Обратиться в суд? Но какие у меня доказательства? Конечно, факты неоспоримы, но поверят ли деревенские присяжные такой фантастической истории? Может, да, а может, и нет. Но я не мог рисковать. Душа моя жаждала мести. Я уже говорил вам, мистер Холмс, что большую часть своей жизни провел вне закона и в конце концов сам стал устанавливать для себя законы. Я твердо решил, что Мортимер должен разделить судьбу своих родных. Если бы это не удалось, я расправился бы с ним собственноручно. Во всей Англии не найдется человека, который ценил бы свою жизнь меньше, чем я.
Теперь я рассказал вам все. Об остальном вы уже знаете. Действительно, после бессонной ночи я рано вышел из дому. Предполагая, что разбудить Мортимера будет нелегко, я набрал камешков из кучи гравия, о которой вы упоминали, и бросил в его окно. Он сошел вниз и впустил меня через окно гостиной. Я обвинил его в преступлении. Я сказал, что перед ним его судья и палач. Увидев мой револьвер, негодяй рухнул в кресло как подкошенный. Я зажег лампу, насыпал на нее порошок и, выйдя из комнаты, стал снаружи возле окна, готовый пристрелить его, если бы он попытался бежать. Через пять минут он умер. Боже, как он мучился! Но сердце мое оставалось твердым, как кремень, поскольку он испытал то же самое, что и моя ни в чем не повинная любимая женщина. Вот и все, мистер Холмс. Возможно, если бы вы любили, то сделали бы то же самое.

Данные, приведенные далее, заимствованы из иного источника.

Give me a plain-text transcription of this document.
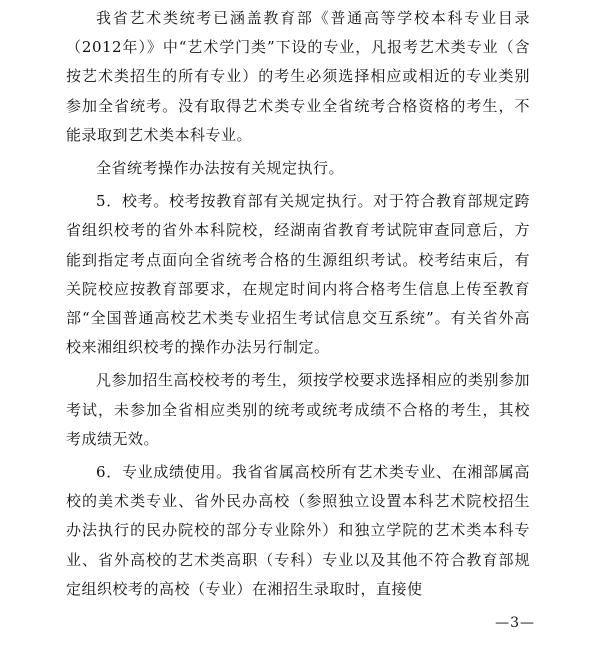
我省艺术类统考已涵盖教育部《普通高等学校本科专业目录（2012年）》中“艺术学门类”下设的专业，凡报考艺术类专业（含按艺术类招生的所有专业）的考生必须选择相应或相近的专业类别参加全省统考。没有取得艺术类专业全省统考合格资格的考生，不能录取到艺术类本科专业。

全省统考操作办法按有关规定执行。

5．校考。校考按教育部有关规定执行。对于符合教育部规定跨省组织校考的省外本科院校，经湖南省教育考试院审查同意后，方能到指定考点面向全省统考合格的生源组织考试。校考结束后，有关院校应按教育部要求，在规定时间内将合格考生信息上传至教育部“全国普通高校艺术类专业招生考试信息交互系统”。有关省外高校来湘组织校考的操作办法另行制定。

凡参加招生高校校考的考生，须按学校要求选择相应的类别参加考试，未参加全省相应类别的统考或统考成绩不合格的考生，其校考成绩无效。

6．专业成绩使用。我省省属高校所有艺术类专业、在湘部属高校的美术类专业、省外民办高校（参照独立设置本科艺术院校招生办法执行的民办院校的部分专业除外）和独立学院的艺术类本科专业、省外高校的艺术类高职（专科）专业以及其他不符合教育部规定组织校考的高校（专业）在湘招生录取时，直接使

—3—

Как бы то ни было, я в ваших руках. Делайте все, что сочтете нужным. Как я уже сказал, нет такого человека, который бы меньше меня боялся смерти.
Холмс долго молчал.
– Что вы собирались делать дальше? – наконец спросил он.
– Я хотел навсегда остаться в Центральной Африке. Моя работа проделана лишь наполовину.
– Поезжайте и занимайтесь своей работой, – сказал Холмс. – Во всяком случае, я не собираюсь вам мешать.
Доктор Стерндейл поднялся во весь свой огромный рост, торжественно поклонился и вышел из беседки. Холмс закурил трубку и протянул мне кисет.
– Надеюсь, этот дым покажется вам более приятным, – сказал он. – Думаю, вы согласитесь, Уотсон, что нам не следует вмешиваться в это дело. Мы вели частное расследование, и наши действия должны быть соответствующими. Вы ведь не осуждаете этого человека?
– Конечно, нет, – ответил я.
– Я никогда не любил, Уотсон, но если бы мою любимую постигла подобная судьба, возможно, я поступил бы так же, как наш не подчиняющийся законам охотник на львов. Кто знает?
Ну что же, Уотсон, я не стану обижать вас и объяснять очевидное. Отправным пунктом моего расследования, был, конечно, гравий на подоконнике. В саду священника ничего подобного не оказалось. Лишь заинтересовавшись доктором Стерндейлом и его коттеджем, я понял, откуда взялся гравий. Горящая средь бела дня лампа и остатки порошка на абажуре были следующими звеньями этой совершенно ясной цепи. А теперь, дорогой Уотсон, давайте выбросим из головы эту тему и с чистой совестью вернемся к изучению халдейских корней, которые, несомненно, можно проследить в корнуоллской ветви великого кельтского языка.